Portal do Programa de Oncobiologia

Programa interinstitucional de ensino, pesquisa e extensão em biologia do câncer

Avaliação dos efeitos da exposição aos BTEXs (benzeno, tolueno, etilbenzeno e xilenos) no genoma e no sistema imunológico dos trabalhadores de postos de combustíveis.

Coordenadora: Maria Helena Faria Ornellas de Souza

Colaboradores:
Nadezda Kosyakova (Universidade Jena, Alemanha)
Thomas Liehr (Universidade Jena, Alemanha)

Equipe:
Pós-Doutores:
Maria da Gloria da Costa Carvalho
Marilza de Moura Ribeiro Carvalho

Doutores:
Adriano Arnóbio José da Silva e Silva
Dirce Bonfim de Lima
Gilda Alves Brown

Doutorandos:
Fábio Santiago Figueredo
Lucas Delmonico Rodrigues da Silva
Simone Lima de Souza

Mestres:
Carolina de Andrade Leite
Diogo Antonio Valente Ferreira
Gabriel de Carvalho Maldonado
Marianne de Medeiros Tabalipa
Orlando Nascimento Terra Junior

Mestrandos:
Vinicius da Cunha Lisboa

Graduados:
Karina Vieira de Melo
Rafaele Tavares Silvestre

Graduandos:
Maryah Bravo Gonçalves

A mistura da gasolina contém benzeno, tolueno, etilbenzeno e xilenos (BTEXs) que são substâncias tóxicas e podem causar câncer. No Brasil há cerca de 500 mil empregados nos postos de gasolina, segundo o sindicato da classe.
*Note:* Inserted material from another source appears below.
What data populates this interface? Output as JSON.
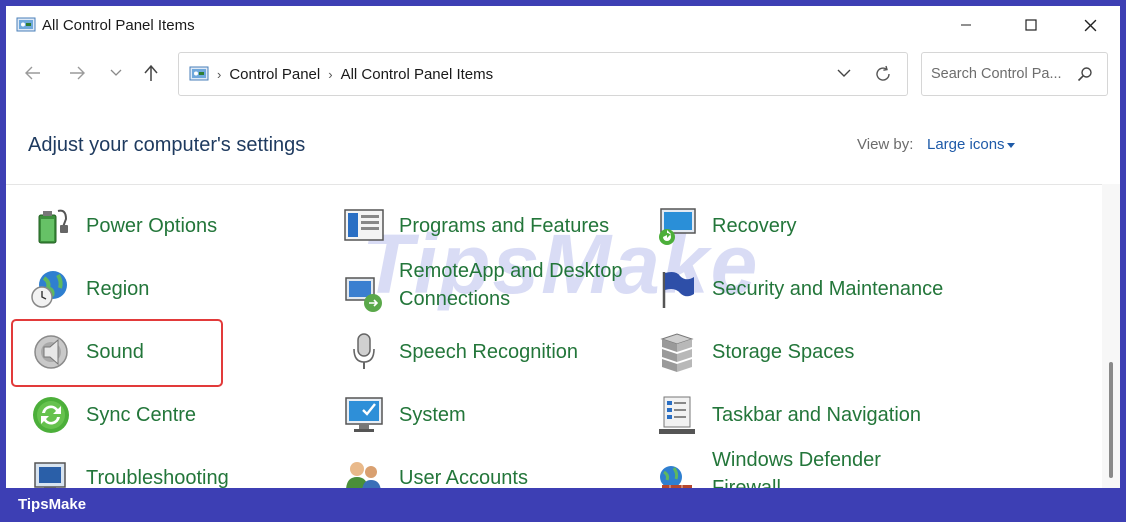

Além do número expressivo, eles trabalham em diversas tarefas, o que aumenta a carga horária e o tempo de exposição ao benzeno, tolueno, etilbenzeno e xilenos.

O benzeno possui efeito de desenvolver câncer, mesmo em baixas concentrações (8-10). Os estudos genéticos em células do sangue periférico indicam que indivíduos expostos a agentes que causam câncer apresentam frequências elevadas de alterações nos cromossomos (11-15).

A nossa investigação mostrou que trabalhadores de postos de gasolina podem possuir alterações cromossômicas em número mais elevado por conta da exposição ao BTEXs. Um grupo de frentistas teve o sangue periférico coletado e através da técnica de pintura de cromossomos foi realizada a análise citogenética dos cromossomos. O sangue desses trabalhadores também está sendo monitorado por exames de laboratório de rotina e estudo de subpopulações no sangue. (15) Os polimorfismos genéticos, que são as variações genéticas interindividuais já estão sendo avaliados por alunos de mestrado e doutorado. Eles constituem um desafio às medidas de prevenção e de controle da exposição de trabalhadores (17-18). Aspectos desta variabilidade devem ser considerados durante a execução e interpretação de programas de monitorização de populações expostas às substâncias genotóxicas (18). Além disso, as presenças de material nuclear nas hemácias estão sendo avaliados e foi tema de um manuscrito submetido (19). O teste do Cometa está em processo de desenvolvimento e padronização no laboratório e deverá ser assunto de dissertação de mestrado (Melo KV).